Justin Bieber And The 16th Chapel On Letterman

For those of you who missed seeing Justin Bieber on Letterman last night (not exactly what you might think is must-see TV), you did indeed miss Grumpy Grandpa and the Smart Ass Teen.

At one point, Letterman said not to go overboard and get the Sistine Chapel tattooed on his body and Bieber promised he would not get that 16th Chapel tattooed on his body…the entire interview goes gleefully downhill pretty much from word one.

Here is the clip. Enjoy.

:eek: Wow

Won’t play here. Care to explain? Readers’ Digest version?

I had a job painting houses when I was young. My boss often said things like “hurry up, you’re not painting the bleeding sixteenth chapel”. I never told him.

The clip is pretty short, and mostly discussed in the article. But, to cover it:

Letterman is berating Bieber for having tattoos. He asks if he really thinks it helps him.

Bieber talks about getting it since he had a new album coming out, and that it’s not such a big deal (“it doesn’t not help me”).

More discussion of what his parents think; Bieber mentions that his dad has one, and Dave says, “Oh.”

Then Dave leans over and sort of playfully attacks him, trying to ‘rub off’ the new one on Bieber’s arm. Bieber is shouting “Hey! Hey!” but it sounds a bit strange, more like “Eh! Eh!”

Dave says, “You were just going ‘Eh! Eh!’” (making fun of the sound) and Bieber says it’s a Canadian thing.

Then Dave goes into the, “don’t go crazy” bit and the Sistine/16th exchange occurs. After the audience stops laughing at Bieber (who is staring somewhat blankly - he seems not quite sure of what just happened), Dave says “Canadian high schools.”

Dave and Bieber share a fist bump to resolve all differences.



He’s all of what 16? OK, 18. I had to look it up. I guess he should be a little more worldly at 18.

You must have missed the interview were he didn’t comprehend ‘German’ was a language, then you wouldn’t have any expectations.


I missed the whole interview. CBS won’t play in Canada, and Youtube is blocked at work.

Thanks for the link. I’ll watch it later. Maybe.

ETA: I see maybe you’re referring to two separate interviews.


Justin is on a New Zealand tv show and the host asks him if he knows that “Beiber” is German for basketball or something close to that. Justin doesn’t really understand and the host repeats the German part of the question again and Justin still doesn’t get it. The host repeats. Then Justin says he doesn’t know what that means. Then the host shows Justin the question and points to the word German and Justin says he still doesn’t understand.

Then Justin asks if the hosts means, “Do you mean if I like basketball? Yes I do” and the hosts goes, “All right there you go.” End of clip.

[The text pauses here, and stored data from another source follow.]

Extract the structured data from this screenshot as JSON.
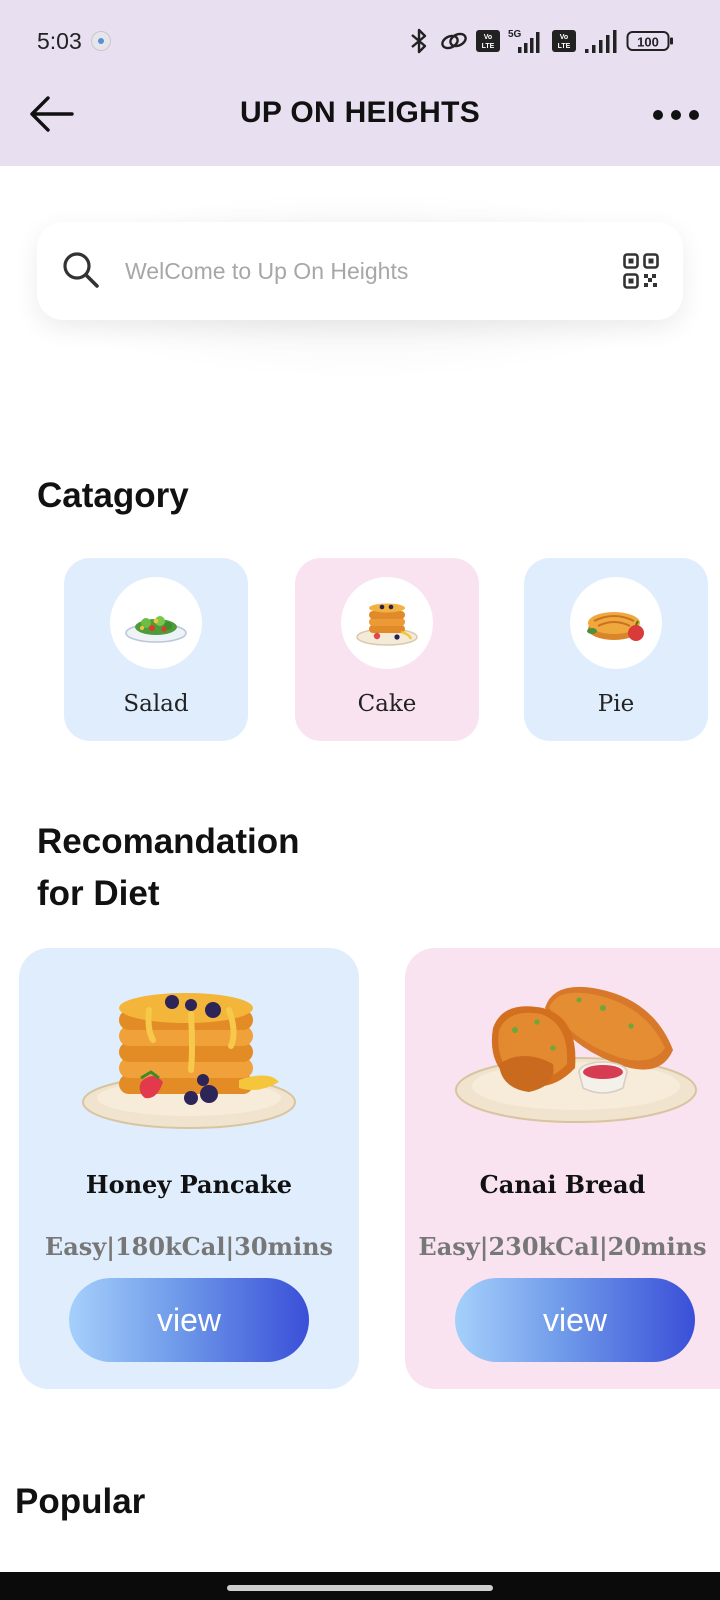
{
  "status": {
    "time": "5:03",
    "icons": [
      "bluetooth-icon",
      "link-icon",
      "volte-icon",
      "5g-signal-icon",
      "volte-icon",
      "signal-icon",
      "battery-icon"
    ],
    "network": "5G",
    "volte": "Vo LTE",
    "battery": "100"
  },
  "header": {
    "title": "UP ON HEIGHTS",
    "back_icon": "arrow-left-icon",
    "menu_icon": "more-dots-icon",
    "background": "#e8dff0"
  },
  "search": {
    "placeholder": "WelCome to Up On Heights",
    "icon": "search-icon",
    "scan_icon": "qr-code-icon"
  },
  "category": {
    "title": "Catagory",
    "items": [
      {
        "label": "Salad",
        "icon": "salad-icon",
        "color": "#dfedfc"
      },
      {
        "label": "Cake",
        "icon": "pancake-icon",
        "color": "#f9e3f0"
      },
      {
        "label": "Pie",
        "icon": "pie-icon",
        "color": "#dfedfc"
      }
    ]
  },
  "recommendation": {
    "title_line1": "Recomandation",
    "title_line2": "for Diet",
    "items": [
      {
        "name": "Honey Pancake",
        "meta": "Easy|180kCal|30mins",
        "button": "view",
        "image": "honey-pancake-image",
        "color": "#dfedfc"
      },
      {
        "name": "Canai Bread",
        "meta": "Easy|230kCal|20mins",
        "button": "view",
        "image": "canai-bread-image",
        "color": "#f9e3f0"
      }
    ]
  },
  "popular": {
    "title": "Popular"
  }
}
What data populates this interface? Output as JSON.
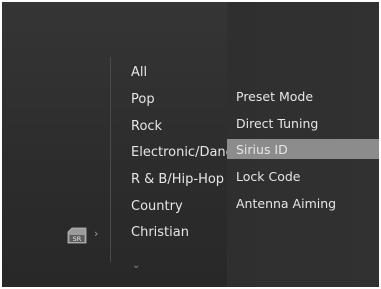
{
  "genres": [
    "All",
    "Pop",
    "Rock",
    "Electronic/Dance",
    "R & B/Hip-Hop",
    "Country",
    "Christian"
  ],
  "menu": {
    "items": [
      "Preset Mode",
      "Direct Tuning",
      "Sirius ID",
      "Lock Code",
      "Antenna Aiming"
    ],
    "selected": "Sirius ID"
  },
  "source_icon": {
    "label": "SR",
    "name": "sirius-radio-icon"
  },
  "arrows": {
    "right": "›",
    "down": "⌄"
  },
  "colors": {
    "background": "#2e2e2e",
    "text": "#e6e6e6",
    "highlight": "#8c8c8c"
  }
}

Thanks. He can’t really be dense enough to not know that German is a language.

Geez, here I am defending Justin Bieber…

I agree that seems hard to believe. I can’t imagine that the kid hasn’t traveled to Germany in the course of his professional career. As for the Sistine Chapel bit, well, perhaps he hasn’t had much schooling past the eighth grade or so?

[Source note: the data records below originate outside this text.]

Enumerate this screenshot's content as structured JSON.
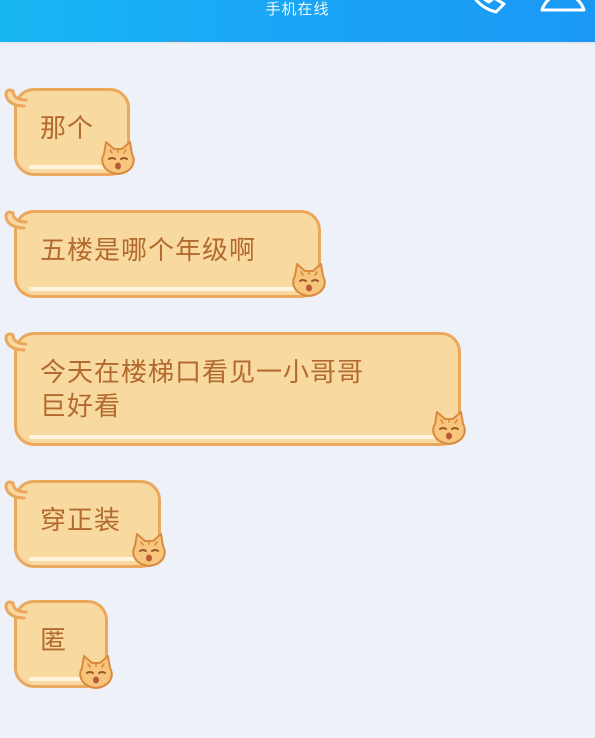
{
  "topbar": {
    "status": "手机在线",
    "phone_icon": "phone-icon",
    "profile_icon": "profile-icon"
  },
  "partial_header_text": "...",
  "messages": [
    {
      "text": "那个"
    },
    {
      "text": "五楼是哪个年级啊"
    },
    {
      "text": "今天在楼梯口看见一小哥哥\n巨好看"
    },
    {
      "text": "穿正装"
    },
    {
      "text": "匿"
    }
  ],
  "bubble_style": {
    "fill": "#f8d9a0",
    "border": "#eba85d",
    "text_color": "#b36a2e",
    "decoration": "cat-sticker-icon"
  },
  "colors": {
    "topbar": "#1aa8f6",
    "background": "#eef1f7"
  }
}
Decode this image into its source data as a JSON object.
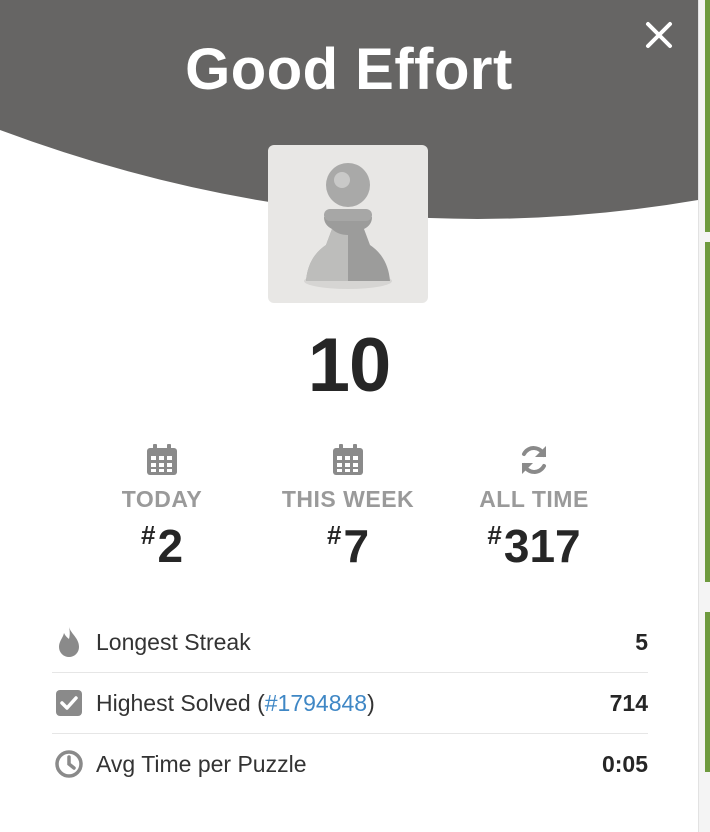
{
  "modal": {
    "title": "Good Effort",
    "close_label": "Close",
    "score": "10",
    "colors": {
      "header": "#666564",
      "accent_link": "#3f87c5",
      "side_accent": "#6e9a3e"
    }
  },
  "ranks": [
    {
      "icon": "calendar-icon",
      "label": "TODAY",
      "hash": "#",
      "value": "2"
    },
    {
      "icon": "calendar-icon",
      "label": "THIS WEEK",
      "hash": "#",
      "value": "7"
    },
    {
      "icon": "refresh-icon",
      "label": "ALL TIME",
      "hash": "#",
      "value": "317"
    }
  ],
  "stats": [
    {
      "icon": "flame-icon",
      "label": "Longest Streak",
      "value": "5"
    },
    {
      "icon": "checkbox-icon",
      "label_prefix": "Highest Solved (",
      "link": "#1794848",
      "label_suffix": ")",
      "value": "714"
    },
    {
      "icon": "clock-icon",
      "label": "Avg Time per Puzzle",
      "value": "0:05"
    }
  ]
}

That’s ok, I’m sure he was grown from a zygote as property of the record company and didn’t have any education other than singing and dancing and gay hair.

A week or so back he did an entire interview while using a terrible British accent, for no apparent reason other than shits and giggles.

Awfully feminine hairstyle on the Beebs, to me…

All I know about Bieber is that he’s got good taste in girlfriends…

IIRC, at the time he said he couldn’t understand what the host was saying due to acoustic problems in the studio and the host’s accent. I think he was probably telling the truth on that one, because as mentioned he’s performed in Germany.

No offense to lesbians, but to me he looks like a butch lesbian.

I’m just glad there aren’t two of them or we’d have another Jedward on our hands.

Here is a website devoted to Lesbians that look like Bieber

I think I saw him on Leno about a year ago. All I could think is dood, you have to stop saying “like” after every fourth word in your sentences. At least he stop doing that, baby steps Justin. Baby steps.